現実世界でもたまに見かける光景。警官や衛兵はいないものかと周囲を見渡していると、マリーが俺の袖を引っ張りながら言った。
「上官命令よ、あの少女を助けなさい!」
さも当たり前のように命令してきた。弱者を救うのは、軍人そして王家の者としての当然の役割らしい。自分でやろうとしないところを除けば素晴らしい心がけだ。
「これ渡すわ。あんな野蛮な連中ぶちのめしちゃいなさい」
そう言って腰に付けたホルダーから伸縮式警棒を取り出し俺に渡してきた。なんでこんなもん持ってるんだ。
「警官とかよんだほうがいいんじゃないか?」
「あの子の身に何かあってからじゃ遅いわ」
「おれたぶん生身だとそんなに強くないぞ」
現実世界に比べれば、動体視力と反射神経は格段に向上している。しかし引き締まっているものの筋骨隆々とはいいがたい細身の体。三人相手に格闘戦は少々つらい。
「そんなはずない、あんたは私直属の部下なのよ。負けるわけないじゃない」
「とんでもない理論だな、まあしゃーない、いってくる」
姫の命令ならば仕方ない。しかしこちらの武器は警棒一本である。大丈夫なのだろうか?一瞬不安がよぎったが、チンピラ相手なら異世界補正でおそらく勝てるだろう。
「乱暴な行いは紳士のすることじゃないな」
これまで口にしたことのない痛いセリフを3人にはなち、少女と男たちの間に割って入った。
「どこのバカだか知らんが、我々には手を出さないほうが身のためだよ」真ん中のヒョロガリな男が高圧的に言った。よこのデブがこちらにつばを吐きかける。どこの世界でもこういう輩は似たようなものだ。

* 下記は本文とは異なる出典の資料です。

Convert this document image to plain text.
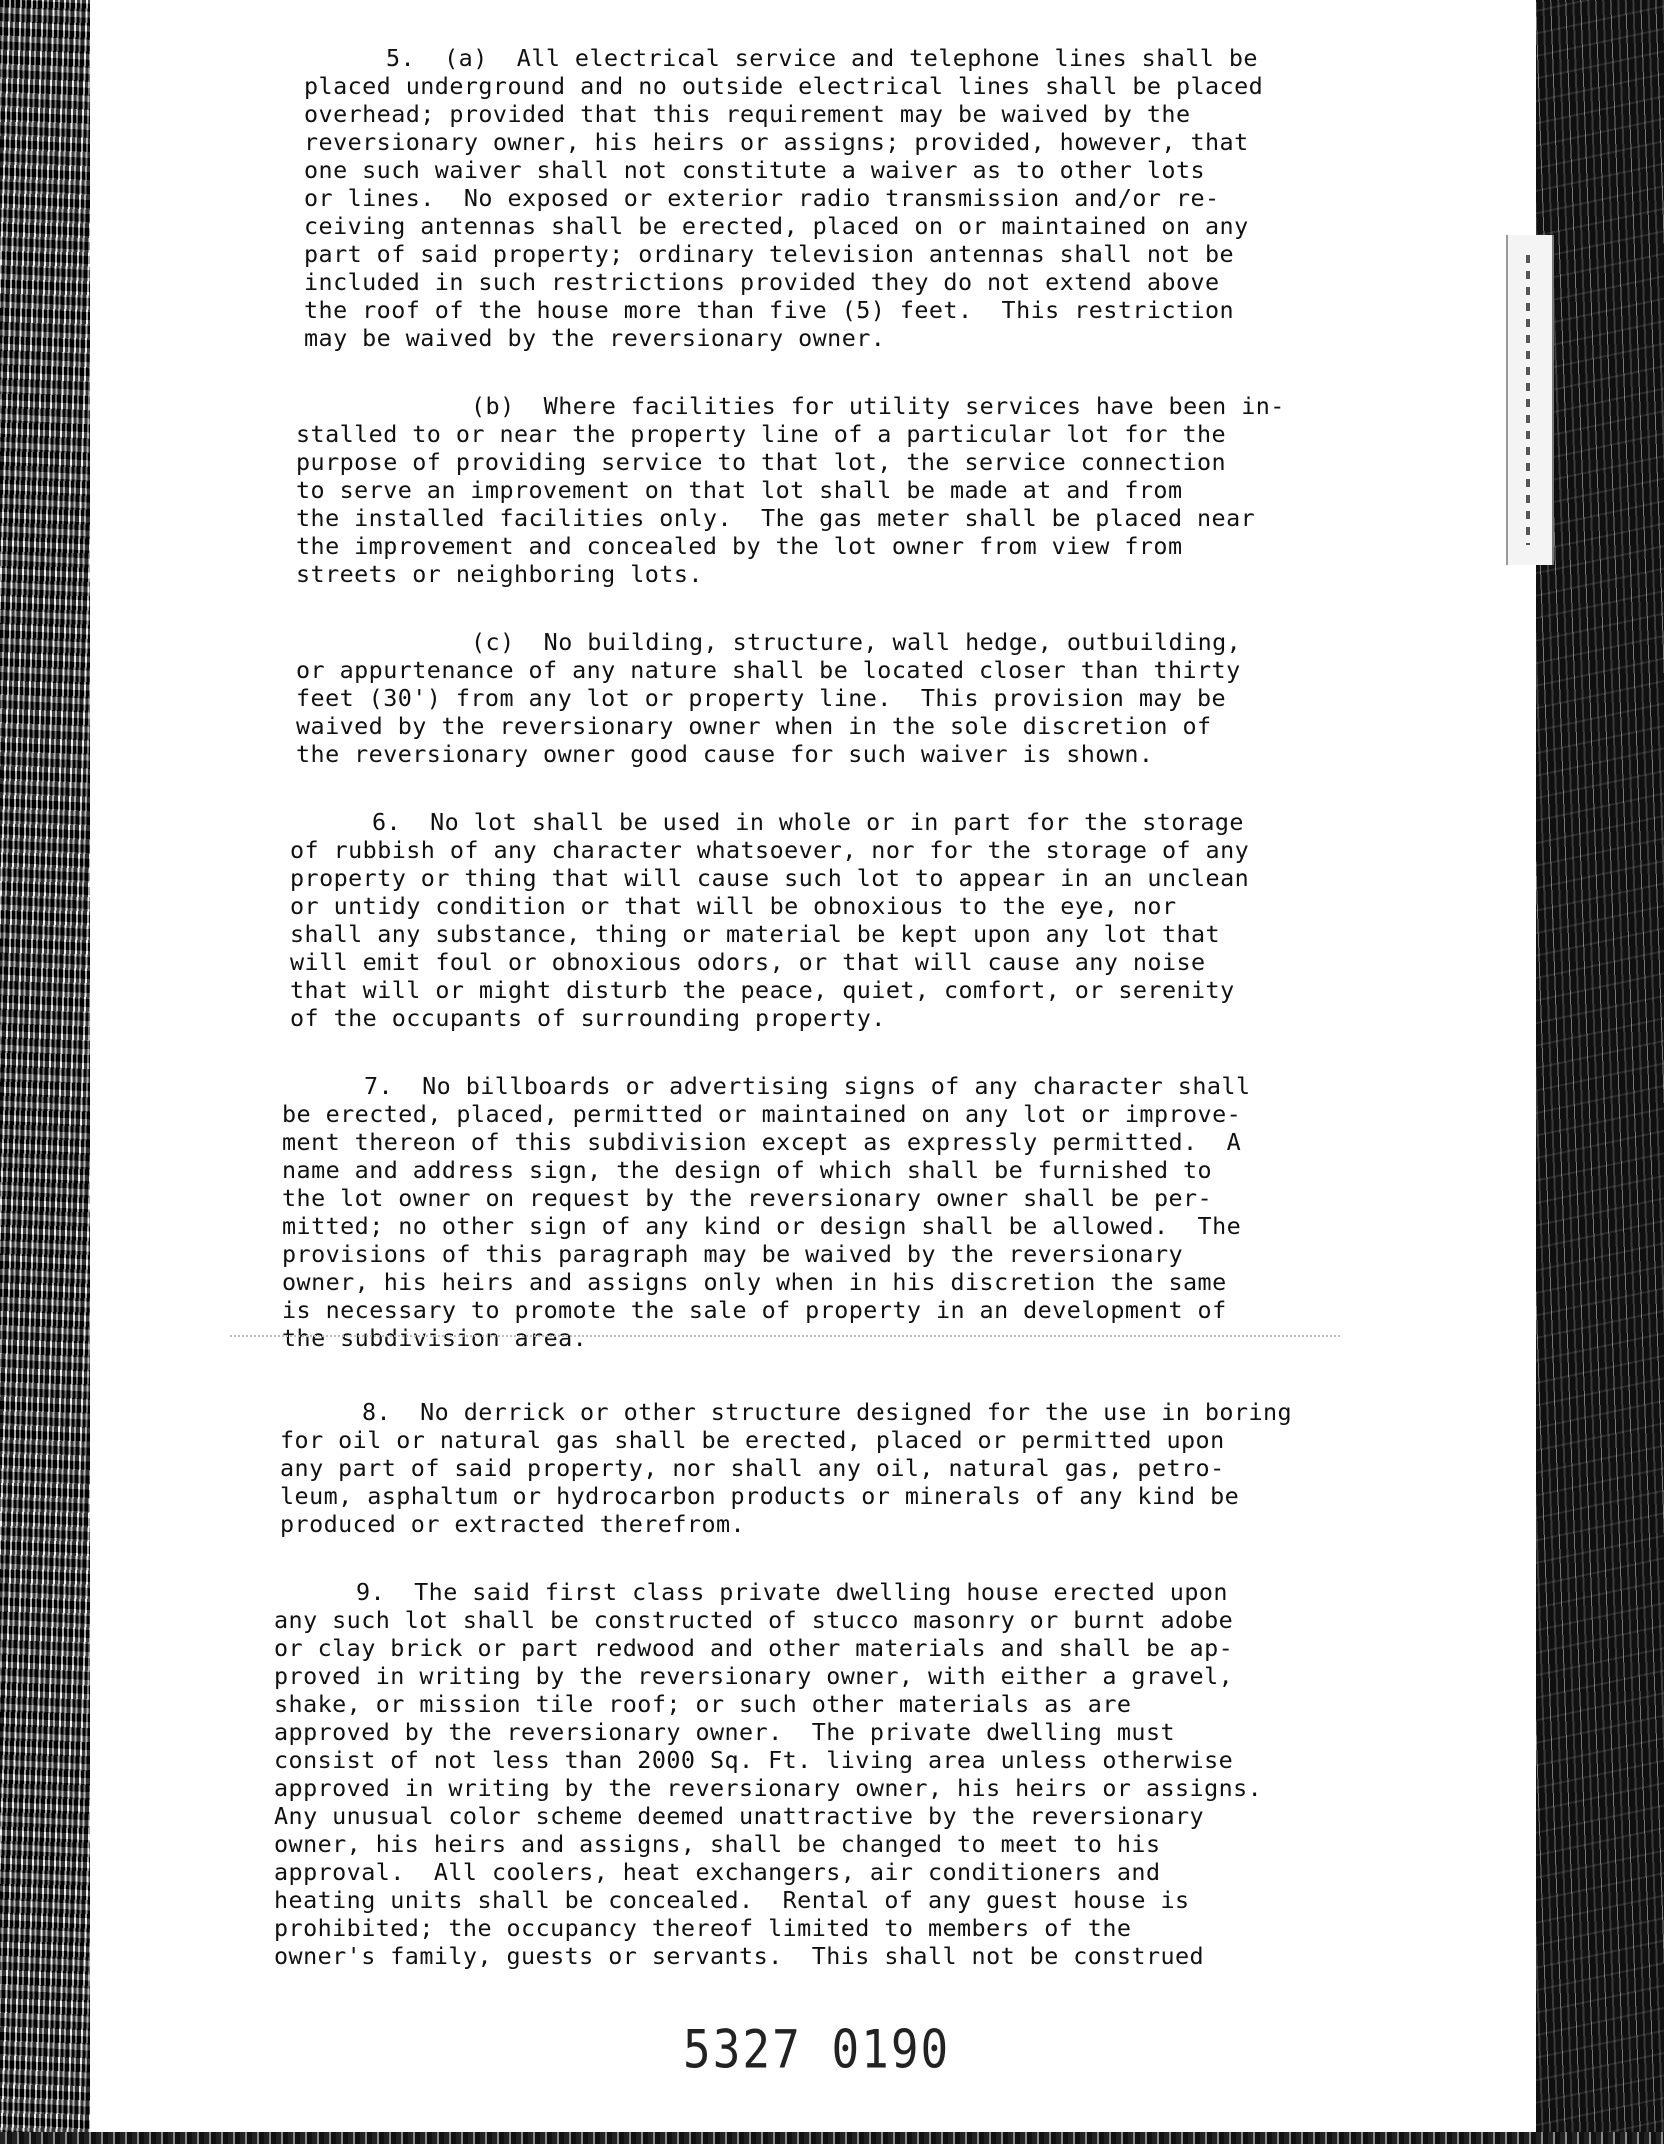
5.  (a)  All electrical service and telephone lines shall be
placed underground and no outside electrical lines shall be placed
overhead; provided that this requirement may be waived by the
reversionary owner, his heirs or assigns; provided, however, that
one such waiver shall not constitute a waiver as to other lots
or lines.  No exposed or exterior radio transmission and/or re-
ceiving antennas shall be erected, placed on or maintained on any
part of said property; ordinary television antennas shall not be
included in such restrictions provided they do not extend above
the roof of the house more than five (5) feet.  This restriction
may be waived by the reversionary owner.
(b)  Where facilities for utility services have been in-
stalled to or near the property line of a particular lot for the
purpose of providing service to that lot, the service connection
to serve an improvement on that lot shall be made at and from
the installed facilities only.  The gas meter shall be placed near
the improvement and concealed by the lot owner from view from
streets or neighboring lots.
(c)  No building, structure, wall hedge, outbuilding,
or appurtenance of any nature shall be located closer than thirty
feet (30') from any lot or property line.  This provision may be
waived by the reversionary owner when in the sole discretion of
the reversionary owner good cause for such waiver is shown.
6.  No lot shall be used in whole or in part for the storage
of rubbish of any character whatsoever, nor for the storage of any
property or thing that will cause such lot to appear in an unclean
or untidy condition or that will be obnoxious to the eye, nor
shall any substance, thing or material be kept upon any lot that
will emit foul or obnoxious odors, or that will cause any noise
that will or might disturb the peace, quiet, comfort, or serenity
of the occupants of surrounding property.
7.  No billboards or advertising signs of any character shall
be erected, placed, permitted or maintained on any lot or improve-
ment thereon of this subdivision except as expressly permitted.  A
name and address sign, the design of which shall be furnished to
the lot owner on request by the reversionary owner shall be per-
mitted; no other sign of any kind or design shall be allowed.  The
provisions of this paragraph may be waived by the reversionary
owner, his heirs and assigns only when in his discretion the same
is necessary to promote the sale of property in an development of
the subdivision area.
8.  No derrick or other structure designed for the use in boring
for oil or natural gas shall be erected, placed or permitted upon
any part of said property, nor shall any oil, natural gas, petro-
leum, asphaltum or hydrocarbon products or minerals of any kind be
produced or extracted therefrom.
9.  The said first class private dwelling house erected upon
any such lot shall be constructed of stucco masonry or burnt adobe
or clay brick or part redwood and other materials and shall be ap-
proved in writing by the reversionary owner, with either a gravel,
shake, or mission tile roof; or such other materials as are
approved by the reversionary owner.  The private dwelling must
consist of not less than 2000 Sq. Ft. living area unless otherwise
approved in writing by the reversionary owner, his heirs or assigns.
Any unusual color scheme deemed unattractive by the reversionary
owner, his heirs and assigns, shall be changed to meet to his
approval.  All coolers, heat exchangers, air conditioners and
heating units shall be concealed.  Rental of any guest house is
prohibited; the occupancy thereof limited to members of the
owner's family, guests or servants.  This shall not be construed
5327 0190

「やれ」ヒョロガリの命令で手前にいた男が突っ込んできた。
「さて、と」一番先に突っ込んできたやつを抑えにかかる。こちらの世界に来て向上した動体視力のおかげで突進を軽く回避しながら頸椎に向け警棒を振り下ろす。グエッと情けない声を出し、そいつはレンガの道に沈んだ。

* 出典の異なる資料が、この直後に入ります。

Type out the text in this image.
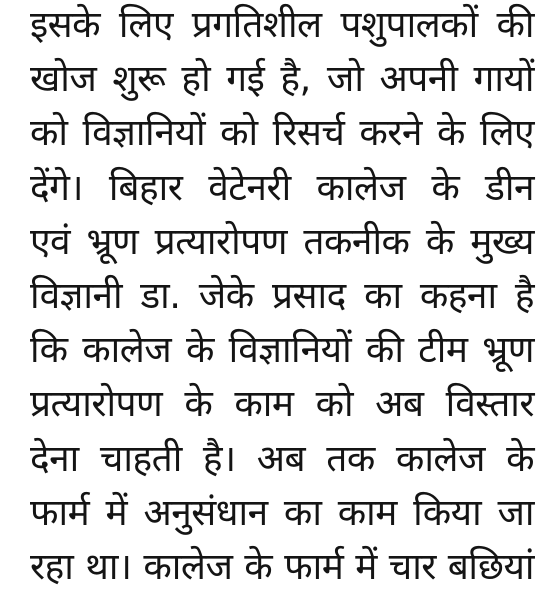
इसके लिए प्रगतिशील पशुपालकों की
खोज शुरू हो गई है, जो अपनी गायों
को विज्ञानियों को रिसर्च करने के लिए
देंगे। बिहार वेटेनरी कालेज के डीन
एवं भ्रूण प्रत्यारोपण तकनीक के मुख्य
विज्ञानी डा. जेके प्रसाद का कहना है
कि कालेज के विज्ञानियों की टीम भ्रूण
प्रत्यारोपण के काम को अब विस्तार
देना चाहती है। अब तक कालेज के
फार्म में अनुसंधान का काम किया जा
रहा था। कालेज के फार्म में चार बछियां
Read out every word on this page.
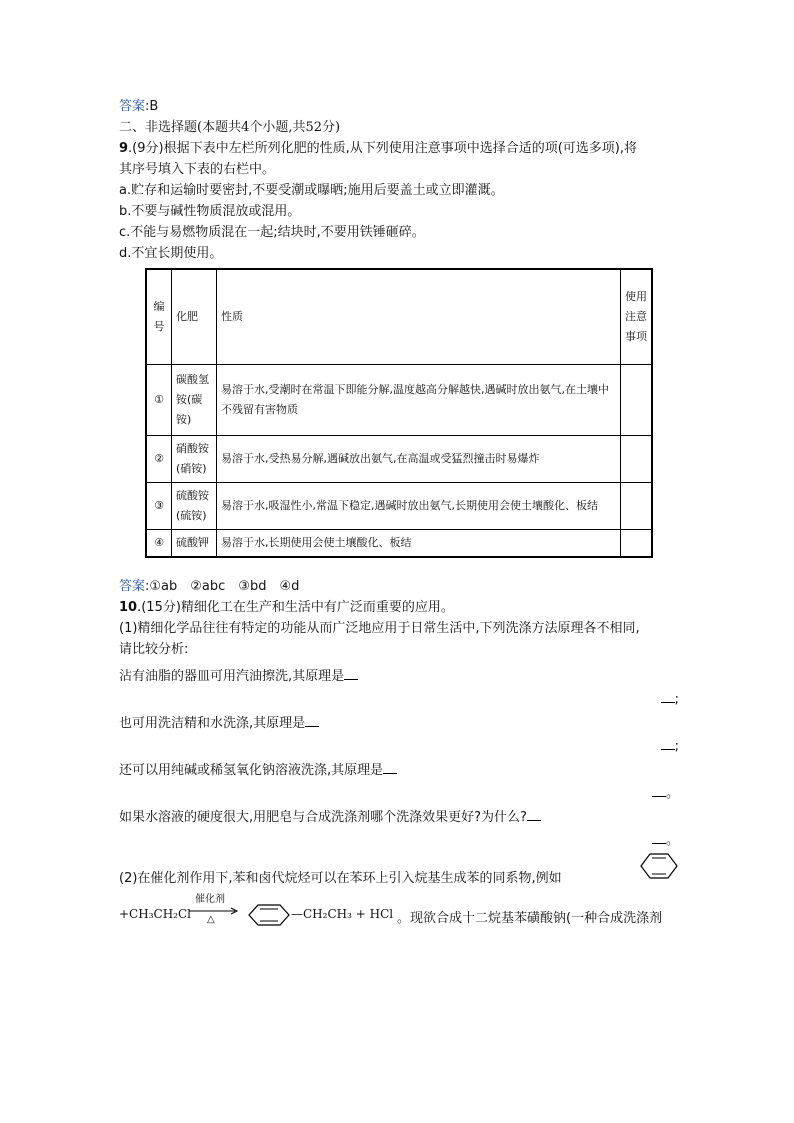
答案:B
二、非选择题(本题共4个小题,共52分)
9.(9分)根据下表中左栏所列化肥的性质,从下列使用注意事项中选择合适的项(可选多项),将
其序号填入下表的右栏中。
a.贮存和运输时要密封,不要受潮或曝晒;施用后要盖土或立即灌溉。
b.不要与碱性物质混放或混用。
c.不能与易燃物质混在一起;结块时,不要用铁锤砸碎。
d.不宜长期使用。
编号	化肥	性质	使用注意事项
①	碳酸氢铵(碳铵)	易溶于水,受潮时在常温下即能分解,温度越高分解越快,遇碱时放出氨气,在土壤中不残留有害物质	
②	硝酸铵(硝铵)	易溶于水,受热易分解,遇碱放出氨气,在高温或受猛烈撞击时易爆炸	
③	硫酸铵(硫铵)	易溶于水,吸湿性小,常温下稳定,遇碱时放出氨气,长期使用会使土壤酸化、板结	
④	硫酸钾	易溶于水,长期使用会使土壤酸化、板结	
答案:①ab　②abc　③bd　④d
10.(15分)精细化工在生产和生活中有广泛而重要的应用。
(1)精细化学品往往有特定的功能从而广泛地应用于日常生活中,下列洗涤方法原理各不相同,
请比较分析:
沾有油脂的器皿可用汽油擦洗,其原理是
;
也可用洗洁精和水洗涤,其原理是
;
还可以用纯碱或稀氢氧化钠溶液洗涤,其原理是
。
如果水溶液的硬度很大,用肥皂与合成洗涤剂哪个洗涤效果更好?为什么?
。
(2)在催化剂作用下,苯和卤代烷烃可以在苯环上引入烷基生成苯的同系物,例如
+CH₃CH₂Cl
催化剂
△	—CH₂CH₃ + HCl 。现欲合成十二烷基苯磺酸钠(一种合成洗涤剂
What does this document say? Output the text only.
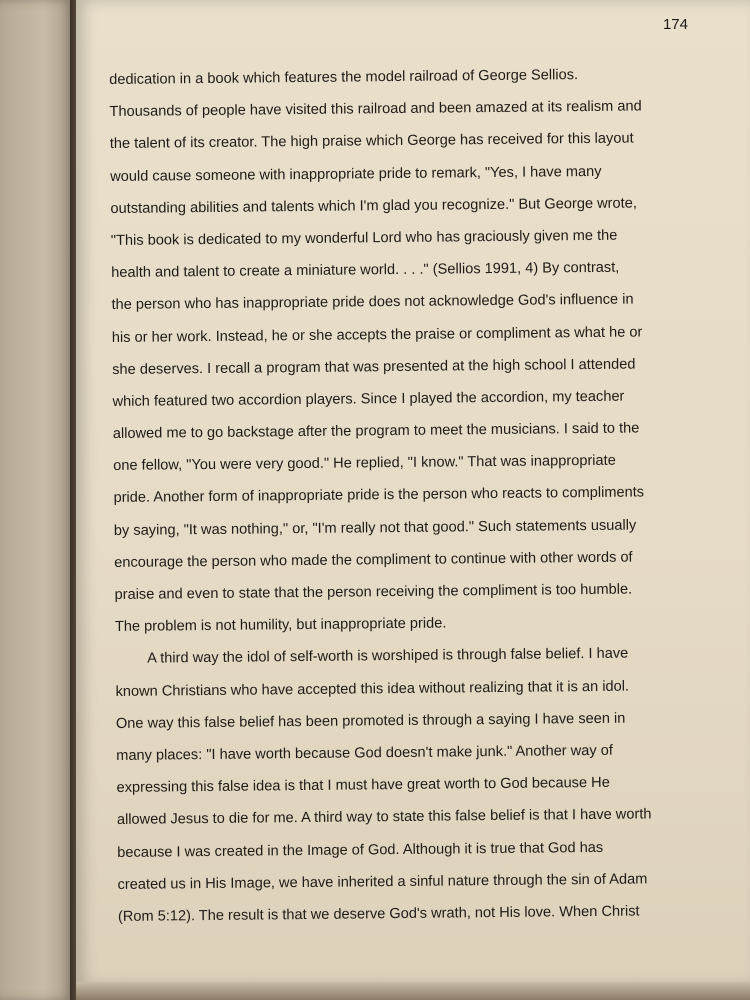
174
dedication in a book which features the model railroad of George Sellios.
Thousands of people have visited this railroad and been amazed at its realism and
the talent of its creator. The high praise which George has received for this layout
would cause someone with inappropriate pride to remark, "Yes, I have many
outstanding abilities and talents which I'm glad you recognize." But George wrote,
"This book is dedicated to my wonderful Lord who has graciously given me the
health and talent to create a miniature world. . . ." (Sellios 1991, 4) By contrast,
the person who has inappropriate pride does not acknowledge God's influence in
his or her work. Instead, he or she accepts the praise or compliment as what he or
she deserves. I recall a program that was presented at the high school I attended
which featured two accordion players. Since I played the accordion, my teacher
allowed me to go backstage after the program to meet the musicians. I said to the
one fellow, "You were very good." He replied, "I know." That was inappropriate
pride. Another form of inappropriate pride is the person who reacts to compliments
by saying, "It was nothing," or, "I'm really not that good." Such statements usually
encourage the person who made the compliment to continue with other words of
praise and even to state that the person receiving the compliment is too humble.
The problem is not humility, but inappropriate pride.
A third way the idol of self-worth is worshiped is through false belief. I have
known Christians who have accepted this idea without realizing that it is an idol.
One way this false belief has been promoted is through a saying I have seen in
many places: "I have worth because God doesn't make junk." Another way of
expressing this false idea is that I must have great worth to God because He
allowed Jesus to die for me. A third way to state this false belief is that I have worth
because I was created in the Image of God. Although it is true that God has
created us in His Image, we have inherited a sinful nature through the sin of Adam
(Rom 5:12). The result is that we deserve God's wrath, not His love. When Christ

まず一人目、意外と余裕だな、そう思った瞬間、長身の男が何かを取り出した。おそらく拳銃だろう、黒光りする銃口がこちらに向けられる。これはまずい、普通の人間なら拳銃で撃たれたら間違いなく死ぬ。
そう思った瞬間『パンッ!』と乾いた発砲音とともに銃弾が俺の胸に撃ち込まれた。普通ここまで躊躇いなく撃つか?
視界が反転し体が崩れ落ちる。
「ずいぶんあっけない最期だったな……」そう思って静かに目を閉じた。
しかし一向に天からのお迎えは来なく、耳には大衆のざわめきと叫び声が聞こえた。かすかに人影が見える。マリーか、意外と心配してくれるんだな。しばらくして目を開けると驚くべきことに服は破れてるものの出血はなく無傷だ。不死身属性でもついたのかな?まあともかく生きている。気を取り直して警棒で反撃開始といこう。

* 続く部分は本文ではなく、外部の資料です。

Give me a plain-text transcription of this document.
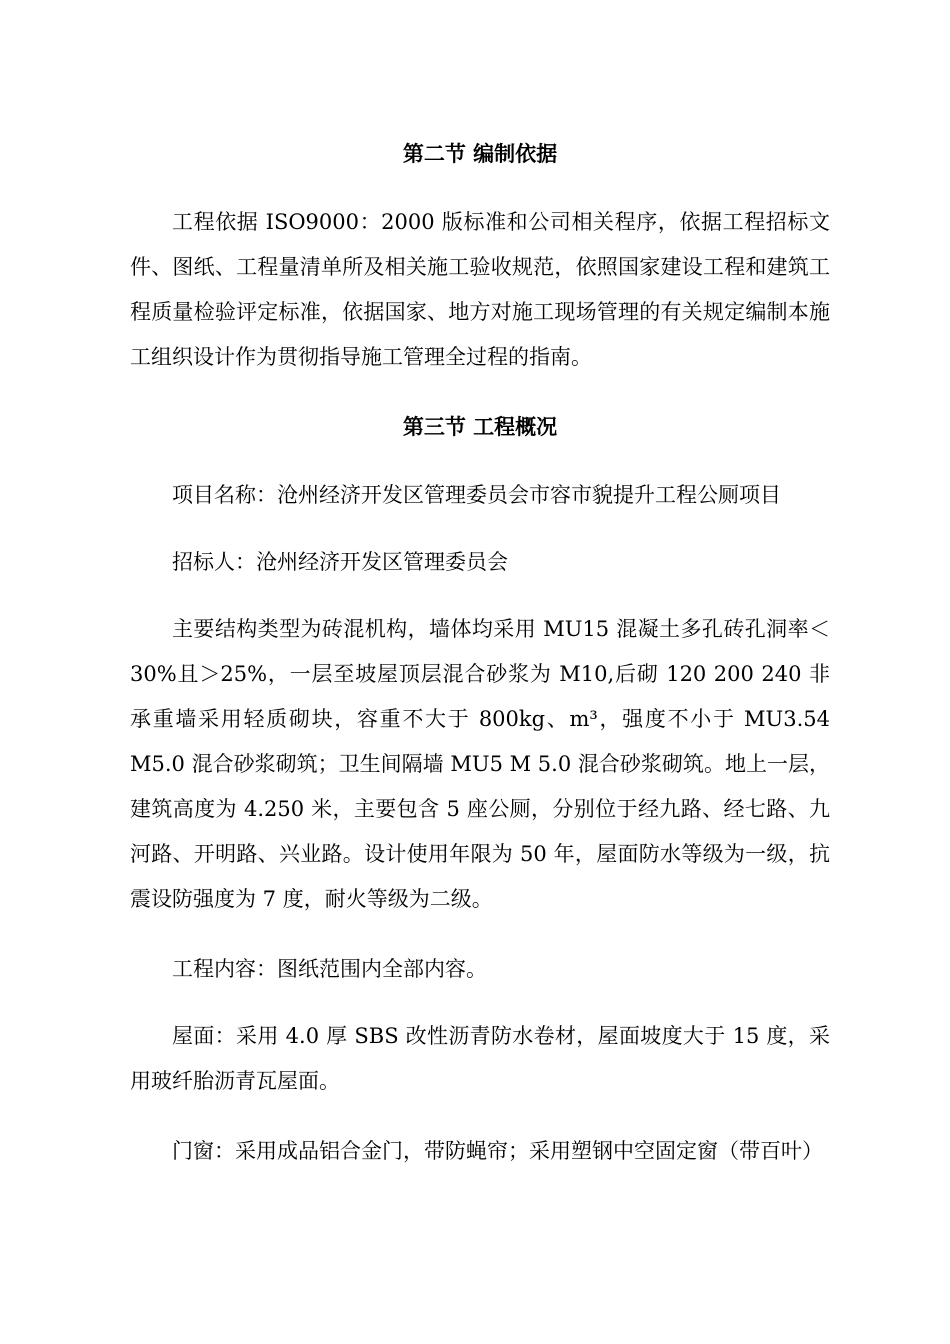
第二节 编制依据

工程依据 ISO9000：2000 版标准和公司相关程序，依据工程招标文件、图纸、工程量清单所及相关施工验收规范，依照国家建设工程和建筑工程质量检验评定标准，依据国家、地方对施工现场管理的有关规定编制本施工组织设计作为贯彻指导施工管理全过程的指南。

第三节 工程概况

项目名称：沧州经济开发区管理委员会市容市貌提升工程公厕项目

招标人：沧州经济开发区管理委员会

主要结构类型为砖混机构，墙体均采用 MU15 混凝土多孔砖孔洞率＜30%且＞25%，一层至坡屋顶层混合砂浆为 M10,后砌 120 200 240 非承重墙采用轻质砌块，容重不大于 800kg、m³，强度不小于 MU3.54 M5.0 混合砂浆砌筑；卫生间隔墙 MU5 M 5.0 混合砂浆砌筑。地上一层，建筑高度为 4.250 米，主要包含 5 座公厕，分别位于经九路、经七路、九河路、开明路、兴业路。设计使用年限为 50 年，屋面防水等级为一级，抗震设防强度为 7 度，耐火等级为二级。

工程内容：图纸范围内全部内容。

屋面：采用 4.0 厚 SBS 改性沥青防水卷材，屋面坡度大于 15 度，采用玻纤胎沥青瓦屋面。

门窗：采用成品铝合金门，带防蝇帘；采用塑钢中空固定窗（带百叶）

相手は拳銃で死なない得体のしれない相手にうろたえている。すかさず拳銃を持った男の懐に飛び込みみぞおちを突くと体をくの字にしてあっけなく倒れこんだ。
「こいつ、どうなってんだ?」最後に残ったデブがつぶやいた。
「さあな」そいつの脳天におもいきり警棒を振り下ろす。巨体がぐらりと揺れヒョロガリな男の上に倒れ込んだ。地べたに突っ伏した三人はピクリとも動かない。途中予想外の事態があったがこれで一件落着だ。
おびえて縮こまっている少女に近づいて声をかける。
「やつらは黙らせたからもう大丈夫、けがはしていないかい?」
手を差し出すと少女は「ゆ……許してくださいぃ……」とひきつった悲鳴とともに泣き出してしまった。
確かに不審な不死身男に介抱されても却って怖いよな。あとからやってきた警官隊にその場は任せ静かに去ることにしよう。